Lets say you have a variadic class with a tuple, that can be move constructed with args + 1 new arg. When constructed using std::apply and a raw curly brace constructor, that constructor doesn't return an rvalue. Which means the class isn't move constructed. An example follows to clarify.
#include <cstdio>
#include <tuple>
#include <type_traits>
#include <unordered_map>
#include <vector>
template <class... Args>
struct icecream {
icecream() = default;
template <class... MoreArgs>
icecream(icecream<MoreArgs...>&& ice) {
std::apply(
[this](auto&&... ds) {
data = { std::move(ds)..., {} };
},
std::move(ice.data));
}
// This works :
// template <class... MoreArgs>
// icecream(icecream<MoreArgs...>&& ice) {
// std::apply(
// [this](auto&&... ds) {
// data = { std::move(ds)...,
// std::move(std::vector<double>{}) };
// },
// std::move(ice.data));
// }
std::tuple<std::vector<Args>...> data{};
};
int main(int, char**) {
icecream<int> miam;
std::get<0>(miam.data).push_back(1);
std::get<0>(miam.data).push_back(2);
icecream<int, double> cherry_garcia{ std::move(miam) };
printf("miam : \n");
for (const auto& x : std::get<0>(miam.data)) {
printf("%d\n", x);
}
printf("\ncherry_garcia : \n");
for (const auto& x : std::get<0>(cherry_garcia.data)) {
printf("%d\n", x);
}
return 0;
}
The output is :
miam :
1
2
cherry_garcia :
1
2
The example is a little dumbed down, but illustrates the point.
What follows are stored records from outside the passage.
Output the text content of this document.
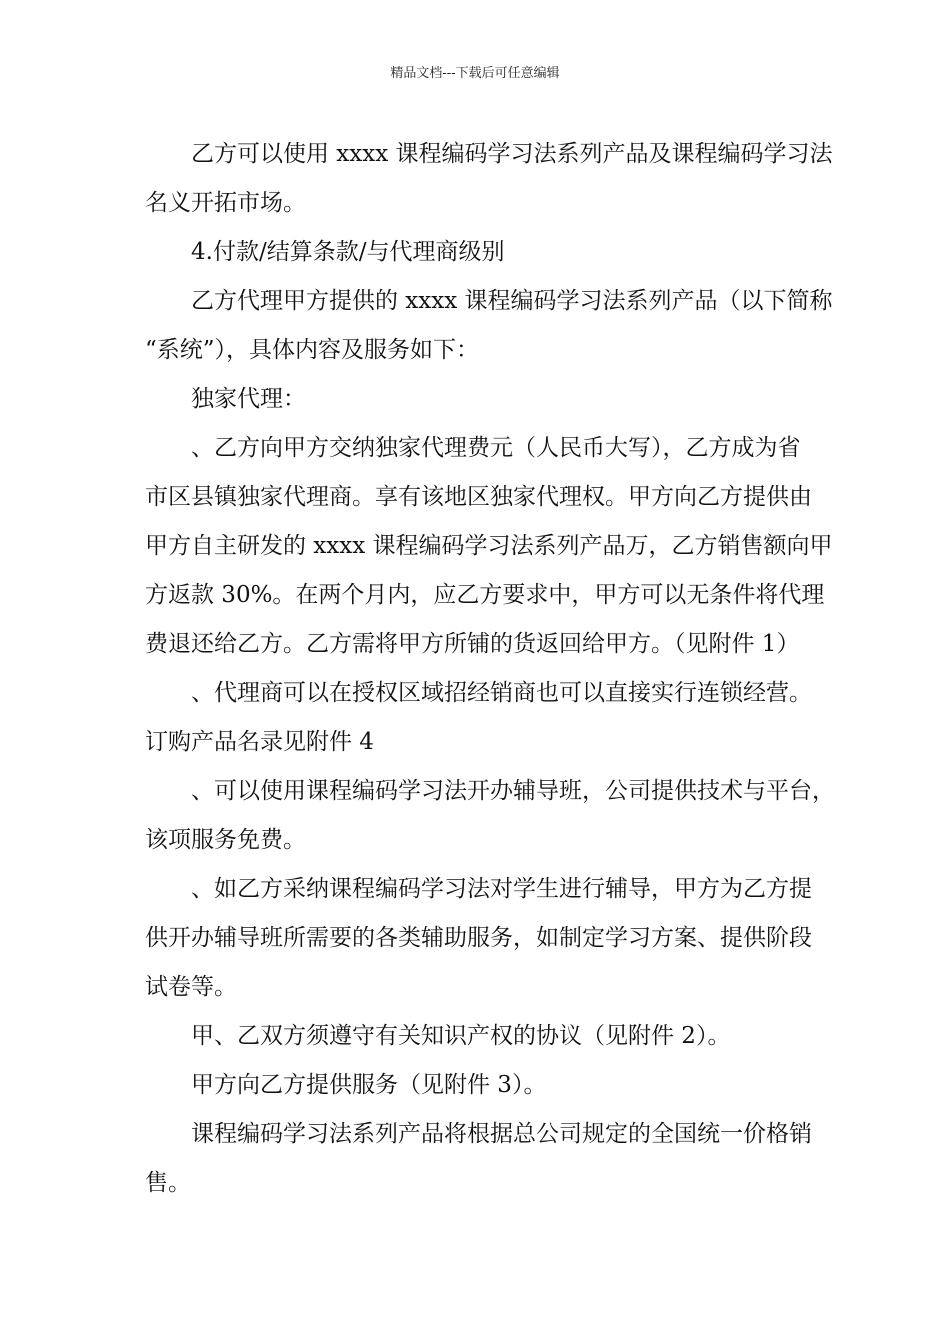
精品文档---下载后可任意编辑

乙方可以使用 xxxx 课程编码学习法系列产品及课程编码学习法
名义开拓市场。
4.付款/结算条款/与代理商级别
乙方代理甲方提供的 xxxx 课程编码学习法系列产品（以下简称
“系统”），具体内容及服务如下：
独家代理：
、乙方向甲方交纳独家代理费元（人民币大写），乙方成为省
市区县镇独家代理商。享有该地区独家代理权。甲方向乙方提供由
甲方自主研发的 xxxx 课程编码学习法系列产品万，乙方销售额向甲
方返款 30%。在两个月内，应乙方要求中，甲方可以无条件将代理
费退还给乙方。乙方需将甲方所铺的货返回给甲方。（见附件 1）
、代理商可以在授权区域招经销商也可以直接实行连锁经营。
订购产品名录见附件 4
、可以使用课程编码学习法开办辅导班，公司提供技术与平台，
该项服务免费。
、如乙方采纳课程编码学习法对学生进行辅导，甲方为乙方提
供开办辅导班所需要的各类辅助服务，如制定学习方案、提供阶段
试卷等。
甲、乙双方须遵守有关知识产权的协议（见附件 2）。
甲方向乙方提供服务（见附件 3）。
课程编码学习法系列产品将根据总公司规定的全国统一价格销
售。
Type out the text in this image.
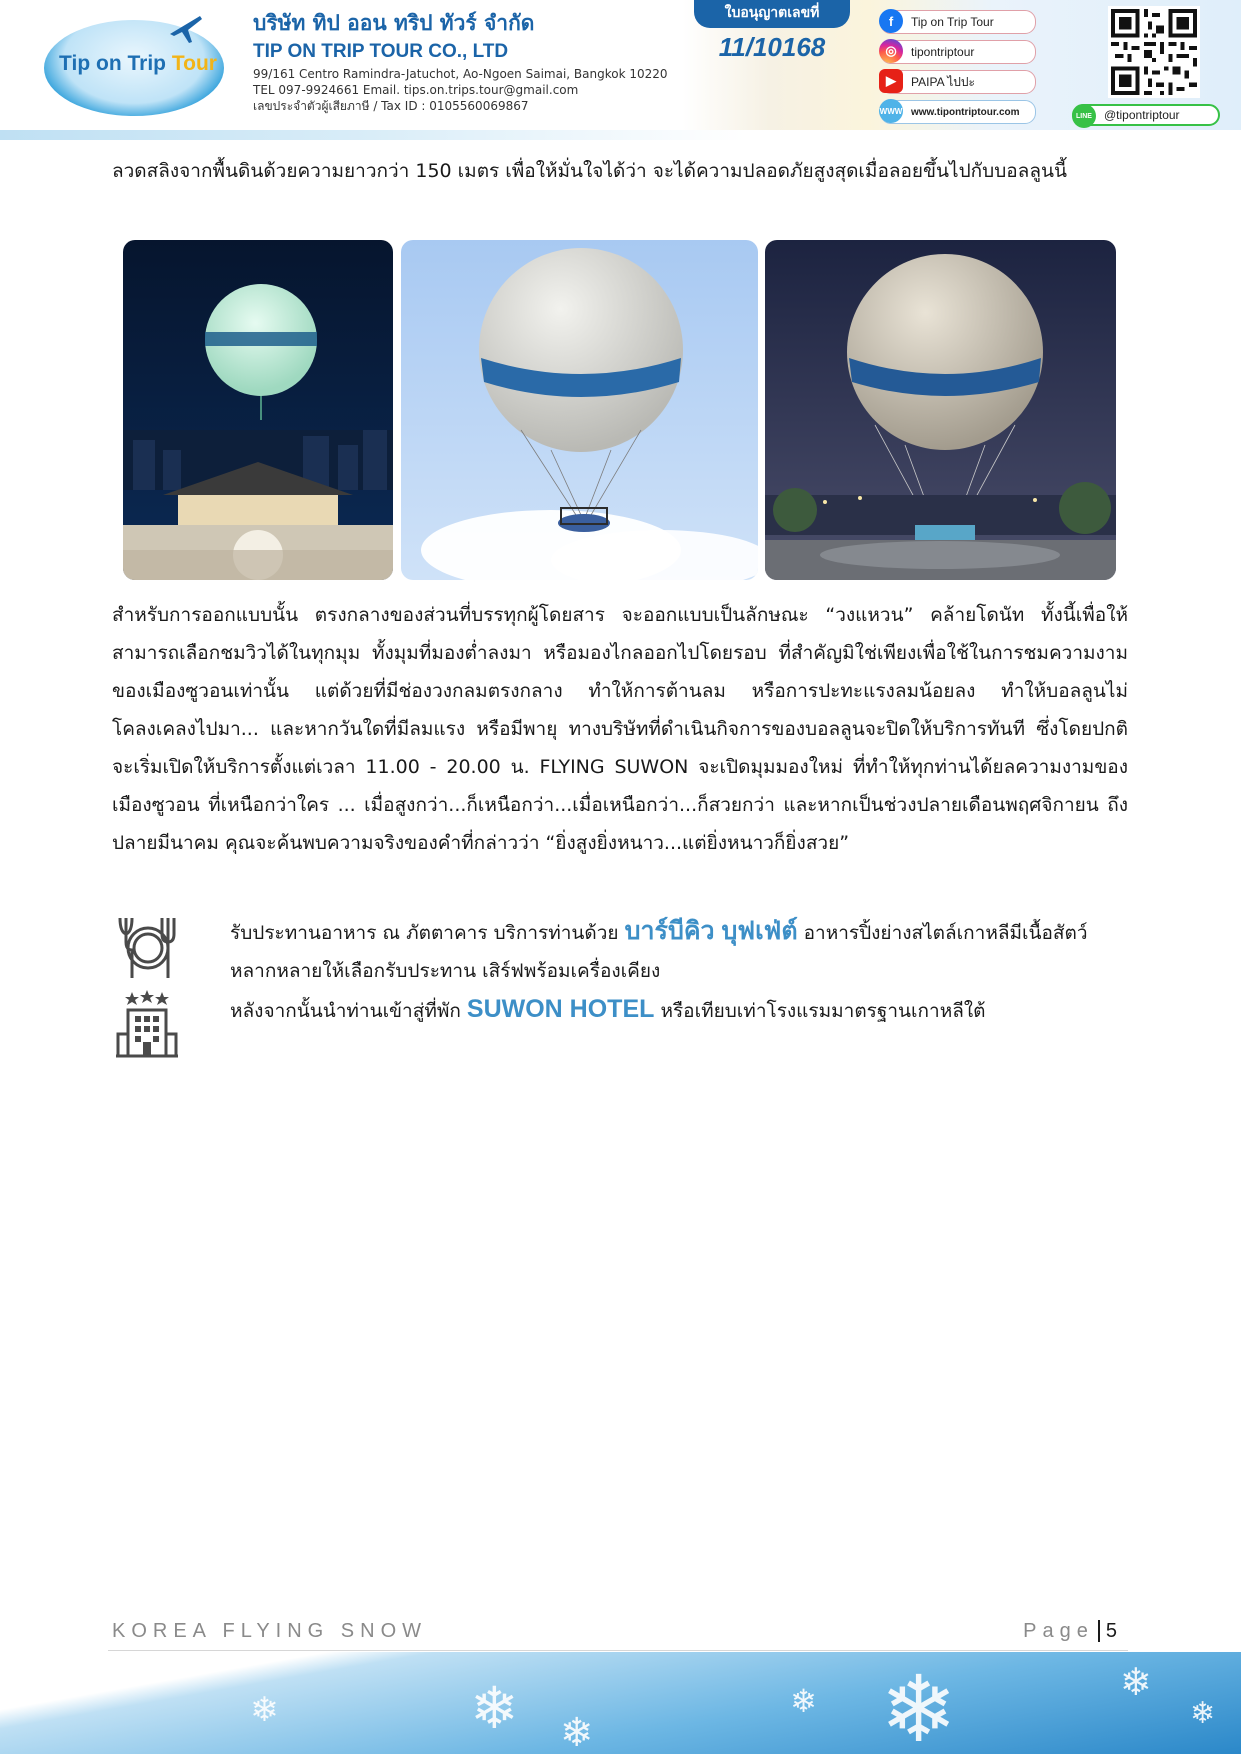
Tip on Trip Tour
บริษัท ทิป ออน ทริป ทัวร์ จำกัด
TIP ON TRIP TOUR CO., LTD
99/161 Centro Ramindra-Jatuchot, Ao-Ngoen Saimai, Bangkok 10220
TEL 097-9924661 Email. tips.on.trips.tour@gmail.com
เลขประจำตัวผู้เสียภาษี / Tax ID : 0105560069867
ใบอนุญาตเลขที่
11/10168
f	Tip on Trip Tour
◎	tipontriptour
▶	PAIPA ไปปะ
WWW www.tipontriptour.com	LINE	@tipontriptour

ลวดสลิงจากพื้นดินด้วยความยาวกว่า 150 เมตร เพื่อให้มั่นใจได้ว่า จะได้ความปลอดภัยสูงสุดเมื่อลอยขึ้นไปกับบอลลูนนี้

สำหรับการออกแบบนั้น ตรงกลางของส่วนที่บรรทุกผู้โดยสาร จะออกแบบเป็นลักษณะ “วงแหวน” คล้ายโดนัท ทั้งนี้เพื่อให้สามารถเลือกชมวิวได้ในทุกมุม ทั้งมุมที่มองต่ำลงมา หรือมองไกลออกไปโดยรอบ ที่สำคัญมิใช่เพียงเพื่อใช้ในการชมความงามของเมืองซูวอนเท่านั้น แต่ด้วยที่มีช่องวงกลมตรงกลาง ทำให้การต้านลม หรือการปะทะแรงลมน้อยลง ทำให้บอลลูนไม่โคลงเคลงไปมา... และหากวันใดที่มีลมแรง หรือมีพายุ ทางบริษัทที่ดำเนินกิจการของบอลลูนจะปิดให้บริการทันที ซึ่งโดยปกติจะเริ่มเปิดให้บริการตั้งแต่เวลา 11.00 - 20.00 น. FLYING SUWON จะเปิดมุมมองใหม่ ที่ทำให้ทุกท่านได้ยลความงามของเมืองซูวอน ที่เหนือกว่าใคร ... เมื่อสูงกว่า...ก็เหนือกว่า...เมื่อเหนือกว่า...ก็สวยกว่า และหากเป็นช่วงปลายเดือนพฤศจิกายน ถึงปลายมีนาคม คุณจะค้นพบความจริงของคำที่กล่าวว่า “ยิ่งสูงยิ่งหนาว...แต่ยิ่งหนาวก็ยิ่งสวย”

รับประทานอาหาร ณ ภัตตาคาร บริการท่านด้วย บาร์บีคิว บุฟเฟ่ต์ อาหารปิ้งย่างสไตล์เกาหลีมีเนื้อสัตว์หลากหลายให้เลือกรับประทาน เสิร์ฟพร้อมเครื่องเคียง
หลังจากนั้นนำท่านเข้าสู่ที่พัก SUWON HOTEL หรือเทียบเท่าโรงแรมมาตรฐานเกาหลีใต้
KOREA FLYING SNOW	Page 5
❄	❄ ❄
❄ ❄	❄
❄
In the first move constructor, {}
is used and the tuple copy constructs. If you uncomment the second constructor with a hardcoded std::move
, then it works.
I test on VS latest, clang latest and gcc latest. All have the same result. (wandbox : https://wandbox.org/permlink/IQqqlLcmeyOzsJHC )
So the question is, why not return an rvalue? I'm obviously missing something with the curly constructor. This might have nothing to do with the variadic stuff, but I thought I might as well show the real scenario.